ならずものになろう

少しは教育について話してみたくなりました。書き続けて考え続けてみたい。

ならずものになろう

解説のポイントとは

授業で解説することは、この数年は相対的に相当少なくなった。学期に数回しか解説の授業はしないで、その分、てびきを読んでそれぞれの生徒に判断して頑張ってもらっている。

それでもたまに解説の授業が必要になることもあるし、対外的にも解説授業をすることが必要になる場合もある。

そんな時に考えていることを少し紹介します。

当然、短いならば短い方が良い

人に話を聞かせることは非常に難しい。話を聞こうというモチベーションがない相手に対して無理やり話を聞かせる形になりやすいのが授業の解説である。全員がモチベーションが低いわけではないが、決して高い意識で聞いているとは限らないのである。

まして、学校いう場所なのでちょっとしたことで「話を聞く」ということへの集中力は途切れる。周りの教室が五月蠅い、天気が悪い、部活動で疲労困憊……授業に集中するための障壁は大きいのである。

そのようなアウェイな環境を踏まえて考えるのであれば、「解説はできるだけ短くする」ということが一番のコツなのである。

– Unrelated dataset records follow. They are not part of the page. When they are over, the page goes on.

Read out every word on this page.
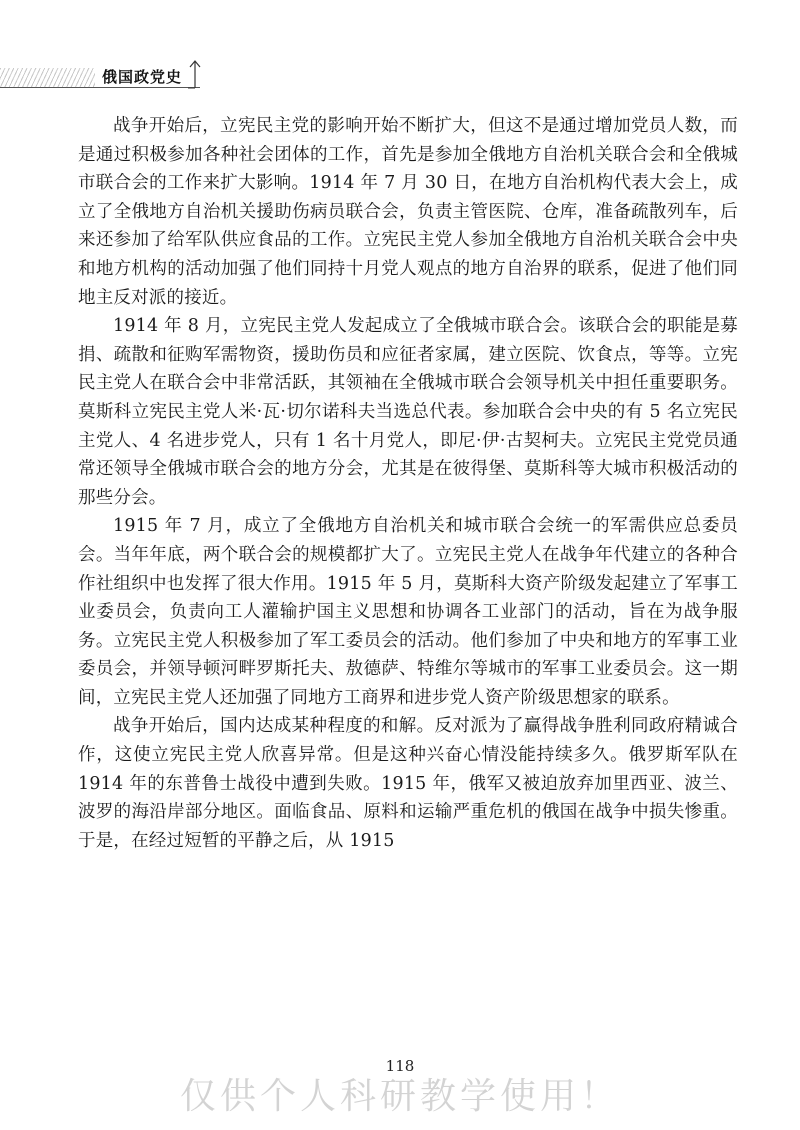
俄国政党史

战争开始后，立宪民主党的影响开始不断扩大，但这不是通过增加党员人数，而是通过积极参加各种社会团体的工作，首先是参加全俄地方自治机关联合会和全俄城市联合会的工作来扩大影响。1914 年 7 月 30 日，在地方自治机构代表大会上，成立了全俄地方自治机关援助伤病员联合会，负责主管医院、仓库，准备疏散列车，后来还参加了给军队供应食品的工作。立宪民主党人参加全俄地方自治机关联合会中央和地方机构的活动加强了他们同持十月党人观点的地方自治界的联系，促进了他们同地主反对派的接近。

1914 年 8 月，立宪民主党人发起成立了全俄城市联合会。该联合会的职能是募捐、疏散和征购军需物资，援助伤员和应征者家属，建立医院、饮食点，等等。立宪民主党人在联合会中非常活跃，其领袖在全俄城市联合会领导机关中担任重要职务。莫斯科立宪民主党人米·瓦·切尔诺科夫当选总代表。参加联合会中央的有 5 名立宪民主党人、4 名进步党人，只有 1 名十月党人，即尼·伊·古契柯夫。立宪民主党党员通常还领导全俄城市联合会的地方分会，尤其是在彼得堡、莫斯科等大城市积极活动的那些分会。

1915 年 7 月，成立了全俄地方自治机关和城市联合会统一的军需供应总委员会。当年年底，两个联合会的规模都扩大了。立宪民主党人在战争年代建立的各种合作社组织中也发挥了很大作用。1915 年 5 月，莫斯科大资产阶级发起建立了军事工业委员会，负责向工人灌输护国主义思想和协调各工业部门的活动，旨在为战争服务。立宪民主党人积极参加了军工委员会的活动。他们参加了中央和地方的军事工业委员会，并领导顿河畔罗斯托夫、敖德萨、特维尔等城市的军事工业委员会。这一期间，立宪民主党人还加强了同地方工商界和进步党人资产阶级思想家的联系。

战争开始后，国内达成某种程度的和解。反对派为了赢得战争胜利同政府精诚合作，这使立宪民主党人欣喜异常。但是这种兴奋心情没能持续多久。俄罗斯军队在 1914 年的东普鲁士战役中遭到失败。1915 年，俄军又被迫放弃加里西亚、波兰、波罗的海沿岸部分地区。面临食品、原料和运输严重危机的俄国在战争中损失惨重。于是，在经过短暂的平静之后，从 1915

118
仅供个人科研教学使用！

高校の教科書にもなると、内容を正確にすべて解説しようとすれば、かなりの時間と説明の分量が必要になる。しかし、そういう「説明しきれない」という現実に対峙するならば、解決策は「正確に伝えるのではなく、正確に理解するための足場を示す」ような解説にしていくのが合理的なのだ。

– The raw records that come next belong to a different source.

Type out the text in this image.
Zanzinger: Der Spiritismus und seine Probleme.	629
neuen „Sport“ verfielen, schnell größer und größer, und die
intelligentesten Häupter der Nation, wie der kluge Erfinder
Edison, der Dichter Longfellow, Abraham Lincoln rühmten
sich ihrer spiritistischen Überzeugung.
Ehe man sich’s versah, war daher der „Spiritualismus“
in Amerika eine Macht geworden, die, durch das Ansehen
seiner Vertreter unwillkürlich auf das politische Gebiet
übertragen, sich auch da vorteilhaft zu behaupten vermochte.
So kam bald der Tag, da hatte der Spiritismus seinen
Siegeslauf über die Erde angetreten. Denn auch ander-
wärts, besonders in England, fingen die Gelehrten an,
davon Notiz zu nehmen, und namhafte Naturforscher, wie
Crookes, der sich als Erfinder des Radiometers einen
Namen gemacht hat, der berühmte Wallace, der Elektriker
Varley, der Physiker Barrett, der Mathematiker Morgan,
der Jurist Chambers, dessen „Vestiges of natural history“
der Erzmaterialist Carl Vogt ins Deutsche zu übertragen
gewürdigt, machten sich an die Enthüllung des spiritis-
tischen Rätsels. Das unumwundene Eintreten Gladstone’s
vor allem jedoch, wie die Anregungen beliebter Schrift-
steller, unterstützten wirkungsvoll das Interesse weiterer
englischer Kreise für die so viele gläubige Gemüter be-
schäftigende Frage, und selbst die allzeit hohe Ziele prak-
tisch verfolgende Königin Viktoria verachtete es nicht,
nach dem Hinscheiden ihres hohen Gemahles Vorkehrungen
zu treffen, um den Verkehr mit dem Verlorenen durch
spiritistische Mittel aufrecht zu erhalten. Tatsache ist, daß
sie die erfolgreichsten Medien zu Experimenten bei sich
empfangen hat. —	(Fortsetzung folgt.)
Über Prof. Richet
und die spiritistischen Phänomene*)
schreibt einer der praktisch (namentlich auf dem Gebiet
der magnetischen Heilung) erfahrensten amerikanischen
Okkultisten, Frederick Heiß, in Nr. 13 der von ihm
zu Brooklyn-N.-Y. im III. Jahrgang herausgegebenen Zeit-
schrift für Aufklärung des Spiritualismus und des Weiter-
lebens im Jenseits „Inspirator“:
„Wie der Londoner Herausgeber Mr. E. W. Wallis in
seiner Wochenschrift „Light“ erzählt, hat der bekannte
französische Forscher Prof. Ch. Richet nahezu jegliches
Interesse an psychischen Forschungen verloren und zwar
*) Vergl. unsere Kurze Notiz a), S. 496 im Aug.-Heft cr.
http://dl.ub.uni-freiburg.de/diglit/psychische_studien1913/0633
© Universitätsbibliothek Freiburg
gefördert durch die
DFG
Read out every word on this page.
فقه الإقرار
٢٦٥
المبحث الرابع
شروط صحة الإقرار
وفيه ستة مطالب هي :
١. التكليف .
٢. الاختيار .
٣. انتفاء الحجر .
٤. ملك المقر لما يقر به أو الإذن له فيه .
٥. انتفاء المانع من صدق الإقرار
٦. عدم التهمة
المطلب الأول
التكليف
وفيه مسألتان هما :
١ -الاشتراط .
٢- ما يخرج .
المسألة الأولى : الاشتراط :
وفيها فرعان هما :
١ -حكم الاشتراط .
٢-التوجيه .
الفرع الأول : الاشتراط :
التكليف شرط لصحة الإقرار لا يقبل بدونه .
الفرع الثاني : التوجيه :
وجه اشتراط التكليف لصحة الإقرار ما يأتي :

もし、内容を教えることに重点を置くのだとしても、授業時間をフルに解説するだけが授業ではない。10分で教えたことを10分でまとめさせて10分で相互に検証させるなどの工夫の余地はいくらでもある。

一つに絞る

一つの単元で「あれもこれも」と教えたくなるものである。まともに授業準備をしていれば、いくらでも文章に枝葉を広げて知識を示すことはできる。

ただ、それが必ずしも功を奏するとは限らない。むしろ、脱線していくことで本線が分からなくなるケースの方が多い。

脱線をもコントロールして、まとめて大きなストーリーを描ける力量があれば、それはエンターテインメントとしての授業として非常に魅力的だが、普通の話のスキルなのであれば、脱線を我慢することも必要である。

「あれもこれも」とやりたくなる根本的な原因は「年間の見通し、卒業までの見通し」が立っていないから「いま、ここで教えなければ」という焦りにある。

思い切って「ここでは触れない」という発想をしても大丈夫だと言える、見通しを持てるようになりたいところだ。

シンプルにするのを阻むのは

ただ、やっぱり一言言っておくと……シンプルな授業をしたいのに、それを阻むのが模試の存在である。

差をつけたいのは分かるんだけど、教科書の文章に比べて難しすぎたり、授業数が変わっているのに昔のままのペースで知識問題を出したり…品がないなと思うのである。模試以上に品がないなと思うのが、その模試に振り回されて、思い切って割り切った授業をできない自分である。